La testimonianza di s. Paolo, persecutore accanito, trasformato in apostolo ardente dall’apparizione potente del Cristo Risorto, ha lo stesso valore dei fatti evangelici; è inutile e puerile ogni contorcimento per sminuirla; non le si può resistere (cf. At. 9, 5).
 
«È meglio – scrive lealmente M. Goguel (Introd.
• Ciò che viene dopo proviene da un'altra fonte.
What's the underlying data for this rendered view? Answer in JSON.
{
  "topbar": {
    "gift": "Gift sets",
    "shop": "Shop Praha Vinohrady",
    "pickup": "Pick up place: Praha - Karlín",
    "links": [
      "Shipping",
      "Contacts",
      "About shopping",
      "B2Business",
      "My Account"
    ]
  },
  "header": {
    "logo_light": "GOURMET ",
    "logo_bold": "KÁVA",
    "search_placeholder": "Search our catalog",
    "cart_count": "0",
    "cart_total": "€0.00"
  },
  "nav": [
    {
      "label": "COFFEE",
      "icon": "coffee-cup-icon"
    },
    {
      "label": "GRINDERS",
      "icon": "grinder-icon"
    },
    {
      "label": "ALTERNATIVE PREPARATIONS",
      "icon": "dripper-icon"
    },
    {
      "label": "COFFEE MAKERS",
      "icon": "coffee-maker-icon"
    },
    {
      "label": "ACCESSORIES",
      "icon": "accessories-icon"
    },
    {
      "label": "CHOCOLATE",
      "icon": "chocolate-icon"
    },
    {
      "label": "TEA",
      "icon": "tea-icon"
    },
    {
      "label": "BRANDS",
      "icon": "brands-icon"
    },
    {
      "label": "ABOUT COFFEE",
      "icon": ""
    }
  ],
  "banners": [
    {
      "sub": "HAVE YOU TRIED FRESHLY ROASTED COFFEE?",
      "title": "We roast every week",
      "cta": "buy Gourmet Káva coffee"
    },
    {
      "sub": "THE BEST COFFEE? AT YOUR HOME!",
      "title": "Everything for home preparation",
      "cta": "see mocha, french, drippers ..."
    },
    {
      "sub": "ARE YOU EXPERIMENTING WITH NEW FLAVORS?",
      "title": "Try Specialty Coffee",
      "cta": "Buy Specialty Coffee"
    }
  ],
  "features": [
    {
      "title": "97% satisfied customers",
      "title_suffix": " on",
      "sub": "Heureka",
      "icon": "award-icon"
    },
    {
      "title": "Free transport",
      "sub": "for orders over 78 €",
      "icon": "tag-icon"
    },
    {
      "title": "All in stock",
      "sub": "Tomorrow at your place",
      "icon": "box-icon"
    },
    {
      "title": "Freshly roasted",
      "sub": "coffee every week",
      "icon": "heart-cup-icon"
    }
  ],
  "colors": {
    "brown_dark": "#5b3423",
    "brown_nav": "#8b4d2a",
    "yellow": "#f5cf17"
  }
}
N. T. IV, 1925, p. 207) – confessare la nostra ignoranza (volendo negare il soprannaturale) che tentare dissimularla dietro costruzioni arbitrarie. La conversione è stata per Paolo una rivelazione del Figlio di Dio: ha veduto il Cristo vivente e glorioso; questa è la sua esperienza essenziale. Il Cristo gli apparve in condizioni tali che lo resero sicuro che egli era vivo e glorificato».
 
Per le lettere cattoliche, cf. I Pt. 1, 3, 21; 3, 21 s.; 4, 5 s.; 2Pt. 1, 1.16.19; la r. di G. è supposta dappertutto in Iac.; I-II-III Io.; Iud. (cf. De Ambroggi, Le epistole cattoliche, 2a ed., 1949, pp. 21.94 s. 217.297).
 
Tutta l’Apocalisse (v.) descrive la vittoria perenne del Cristo risorto, nella chiesa militante e trionfante.
 
F.S. (Francesco Spadafora)
 

BIBL. – L. DE GRANOMAISON, Jésus-Christ, II, 3a ed., Parigi 1928, pp. 369-446, 464- 532: J. BONSIRVEN, Il Vangelo di Paolo, Roma 1951, pp. 171 ss.; ID., Les enseignements de Jésus-Christ, 8a ed., Parigi 1950, pp. 215-34: ID., Teologia del N. T. (trad. it.), Torino 1952, pp. 136-39. 183 ss. 229.: F. M. BRAUN, Storia e critica (trad. it.), Firenze 1950, pp. 177-299.